The show goes on in the NFL, even in the midst of a global pandemic as the league plans its offseason programs for the post-NFL Draft period. For the Eagles, weeks of planning, collaboration, and creativity have resulted in the forming of an offseason program that will allow the players, on a voluntary basis, to take part in it virtually.
Taking their cue from the NFL and the Players Association, two entities that deserve credit for collectively agreeing to a set of rules that work for both sides as the league prepares for a 2020 season, the Eagles will begin their offseason program on April 27 – one week later than teams are permitted to begin their programs – and will last the approved nine weeks, ending on June 25. The rookie program will begin on May 11. The NFL is calling this first phase the "virtual period."
With the NovaCare Complex remaining closed and with many states still observing shelter-in-place mandates, the plan at this point is that the program will be conducted virtually, until further notice from the NFL. Many of the elements that were in place in previous years will remain. For example, in the two-week-long Phase 1 portion of the offseason, the emphasis will be on player conditioning and classroom teaching. And while exact specifics are still being planned, the Eagles – along with every team – will be limited to four hours per day with the players, four days per week. Teams are permitted to direct two hours of activity in each of those days.
In prior years, Phase 2 allowed the coaching staff to have the players on the field working without pads and without contact and players were allowed to practice "against air," meaning there were no players on the other side of the ball. Instead, teams used dummies and trash cans, in some instances, to help with the installation of the playbook part of the offseason process. Now, the virtual teaching will continue.
Still to be determined is the back end of the nine-week program, including any kind of a virtual or at-the-facility mandatory minicamp. Given the fluid nature of our country's recovery from the COVID-19 pandemic, it is possible that a virtual program continues all the way through June. The league and teams have acknowledged that the first priority is staying safe and protecting the community.
The Eagles have been preparing for this, as well as the NFL Draft, for many weeks. Head Coach Doug Pederson will try to recreate the successful classroom setting at the NovaCare Complex in a virtual manner where the position coaches and even the coordinators are able to share, through the Microsoft Teams platform, the X's and O's of the playbook to the players who voluntarily want to participate in the program.
Additionally, the league is permitting teams to provide workout equipment for voluntary use by quarantining players, up to a certain dollar threshold. Players won't have full gyms provided for them, but if they are in need of equipment such as bands or hand weights, the club is permitted to send them a limited number of items.

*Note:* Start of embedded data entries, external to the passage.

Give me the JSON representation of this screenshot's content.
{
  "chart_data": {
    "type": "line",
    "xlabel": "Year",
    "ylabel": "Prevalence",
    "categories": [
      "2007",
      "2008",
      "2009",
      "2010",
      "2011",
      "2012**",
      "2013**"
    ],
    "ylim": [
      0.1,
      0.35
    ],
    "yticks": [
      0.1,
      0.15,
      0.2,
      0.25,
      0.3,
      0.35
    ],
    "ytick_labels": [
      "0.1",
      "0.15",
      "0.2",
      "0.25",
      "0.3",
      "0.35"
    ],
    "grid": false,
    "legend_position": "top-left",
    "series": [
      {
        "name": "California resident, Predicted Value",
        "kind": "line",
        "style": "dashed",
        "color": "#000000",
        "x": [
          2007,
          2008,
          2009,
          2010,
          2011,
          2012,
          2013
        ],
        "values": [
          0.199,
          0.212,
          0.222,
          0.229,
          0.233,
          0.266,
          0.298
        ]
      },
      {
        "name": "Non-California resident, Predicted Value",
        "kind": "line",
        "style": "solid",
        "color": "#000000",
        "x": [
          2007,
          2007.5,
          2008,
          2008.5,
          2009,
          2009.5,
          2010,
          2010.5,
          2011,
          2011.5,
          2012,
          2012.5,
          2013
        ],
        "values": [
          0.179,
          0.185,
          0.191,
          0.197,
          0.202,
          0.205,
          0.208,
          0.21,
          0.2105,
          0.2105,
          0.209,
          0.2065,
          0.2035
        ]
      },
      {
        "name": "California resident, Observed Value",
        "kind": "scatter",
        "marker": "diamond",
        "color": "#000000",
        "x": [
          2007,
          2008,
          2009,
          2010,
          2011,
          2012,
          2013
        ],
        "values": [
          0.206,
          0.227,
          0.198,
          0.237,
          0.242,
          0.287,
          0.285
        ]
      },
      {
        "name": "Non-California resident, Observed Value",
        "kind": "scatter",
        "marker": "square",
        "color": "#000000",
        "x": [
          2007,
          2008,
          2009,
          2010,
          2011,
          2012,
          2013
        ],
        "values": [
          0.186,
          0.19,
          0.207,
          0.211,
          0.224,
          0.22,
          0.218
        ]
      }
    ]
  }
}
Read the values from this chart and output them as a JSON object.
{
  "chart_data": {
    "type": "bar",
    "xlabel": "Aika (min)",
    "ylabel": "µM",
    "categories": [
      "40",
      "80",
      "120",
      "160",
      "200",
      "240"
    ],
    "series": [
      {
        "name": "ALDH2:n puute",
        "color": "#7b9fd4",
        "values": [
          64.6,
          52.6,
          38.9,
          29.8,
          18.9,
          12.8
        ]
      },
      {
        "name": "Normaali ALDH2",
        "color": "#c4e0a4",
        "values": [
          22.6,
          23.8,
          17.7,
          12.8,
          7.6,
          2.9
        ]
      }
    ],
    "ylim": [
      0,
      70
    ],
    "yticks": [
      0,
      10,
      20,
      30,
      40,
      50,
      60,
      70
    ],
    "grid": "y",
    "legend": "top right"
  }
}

It's important, then, that the Eagles identify how players are living now – big houses, small apartments, access to fields, etc. – as they determine what equipment can best serve the player as he pursues workouts away from the club.
The goal from the league and the Players Association was to provide a level playing field for every team and every player, and the two sides have achieved that mission with comprehensive rules covering all aspects of the virtual offseason program. The NFL Draft has taken center stage, and rightfully so, but there is much more planning at hand as the Eagles start their offseason program on April 27 that gives every player a chance to participate and virtually meet the new members of the coaching staff and dig in on the X's and O's for 2020.
First, though, is the 2020 NFL Draft, which runs this Thursday through Saturday. The Eagles have eight selections in the draft, their first No. 21 in the opening round.